To prosecutors, Janavs was just another ultra-rich parent who wielded her wealth to rig the system at other kids’ expense.
To her lawyers, she’s a sheltered, gullible mother who fell for the siren call of the admissions adviser at the center of the so-called Varsity Blues scandal.
What’s undoubtedly clear is that Janavs is the heir to a great immigrant success story: the Hot Pocket, that crispy on the outside, warm and oozing on the inside microwavable pizza-like culinary convenience that’s been around since the early 1980s.
On Tuesday, Janavs will be sentenced in Boston after pleading guilty to rigging her daughters’ standardized test scores and fraudulently posing one as a beach volleyball recruit to her alma mater, the University of Southern California.
Prosecutors are seeking 21 months in prison, saying she was a repeated and active participant in the scheme.
Her attorneys paint a different picture, arguing for leniency. While the 49-year-old takes “full responsibility for her actions,” imprisoning her won’t have a deterrent effect as “Michelle’s path from well-respected mother and philanthropist to scorned felon is on display for everyone to see,” the lawyers wrote last week.
Since Operation Varsity Blues laid bare the machinations behind admissions -- and, with it, the anxiety of parents rich or not -- one of the most curious aspects is why extraordinarily wealthy people resorted to illegal “side doors” rather than just relying on generous donations to secure spots for their children. Former Pimco Chief Executive Officer Douglas Hodge admitted to paying $850,000. Former TPG executive William McGlashan allegedly paid $50,000. He’s fighting the charges.

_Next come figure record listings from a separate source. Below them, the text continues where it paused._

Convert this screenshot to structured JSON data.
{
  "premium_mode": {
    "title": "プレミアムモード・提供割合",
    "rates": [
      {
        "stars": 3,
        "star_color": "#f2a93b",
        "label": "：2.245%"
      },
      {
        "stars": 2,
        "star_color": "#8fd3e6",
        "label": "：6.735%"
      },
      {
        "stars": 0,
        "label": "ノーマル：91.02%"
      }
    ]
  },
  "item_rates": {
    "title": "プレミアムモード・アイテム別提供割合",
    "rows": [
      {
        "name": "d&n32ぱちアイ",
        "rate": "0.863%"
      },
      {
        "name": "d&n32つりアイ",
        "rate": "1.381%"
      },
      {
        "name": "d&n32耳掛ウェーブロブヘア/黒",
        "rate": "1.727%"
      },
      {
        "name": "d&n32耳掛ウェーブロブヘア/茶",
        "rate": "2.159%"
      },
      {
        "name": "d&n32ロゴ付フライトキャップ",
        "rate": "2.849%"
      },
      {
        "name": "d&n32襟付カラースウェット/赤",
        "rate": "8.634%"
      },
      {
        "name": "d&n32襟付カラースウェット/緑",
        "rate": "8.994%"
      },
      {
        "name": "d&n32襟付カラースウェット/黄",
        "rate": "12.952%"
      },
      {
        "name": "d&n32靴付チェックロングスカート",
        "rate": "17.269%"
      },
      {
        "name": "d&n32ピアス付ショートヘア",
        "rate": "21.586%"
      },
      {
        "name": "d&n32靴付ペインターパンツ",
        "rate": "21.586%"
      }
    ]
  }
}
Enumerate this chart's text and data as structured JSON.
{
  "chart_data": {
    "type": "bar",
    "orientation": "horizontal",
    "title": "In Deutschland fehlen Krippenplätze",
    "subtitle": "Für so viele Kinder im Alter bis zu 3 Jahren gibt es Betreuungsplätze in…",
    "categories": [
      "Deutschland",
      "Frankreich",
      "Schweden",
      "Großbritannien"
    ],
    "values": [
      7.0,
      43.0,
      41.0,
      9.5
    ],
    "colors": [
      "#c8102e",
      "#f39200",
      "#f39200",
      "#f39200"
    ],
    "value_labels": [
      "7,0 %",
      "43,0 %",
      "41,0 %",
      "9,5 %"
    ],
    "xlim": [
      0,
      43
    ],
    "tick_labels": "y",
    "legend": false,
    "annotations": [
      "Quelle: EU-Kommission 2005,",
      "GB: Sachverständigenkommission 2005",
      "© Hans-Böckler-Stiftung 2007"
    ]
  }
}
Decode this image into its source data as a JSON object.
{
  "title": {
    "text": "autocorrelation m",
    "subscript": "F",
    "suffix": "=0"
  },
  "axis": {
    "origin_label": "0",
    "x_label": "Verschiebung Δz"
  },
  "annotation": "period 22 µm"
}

They are undoubtedly rich but not in the same realm as the Merage clan, with an estimated net worth of $4 billion, whose circle included people like Goldman Sachs Group Inc.’s Sharmin Mossavar-Rahmani and institutions such as the University of California schools. In 2005, the University of California-Irvine’s business school renamed itself in honor of Janavs’s father after he donated $30 million.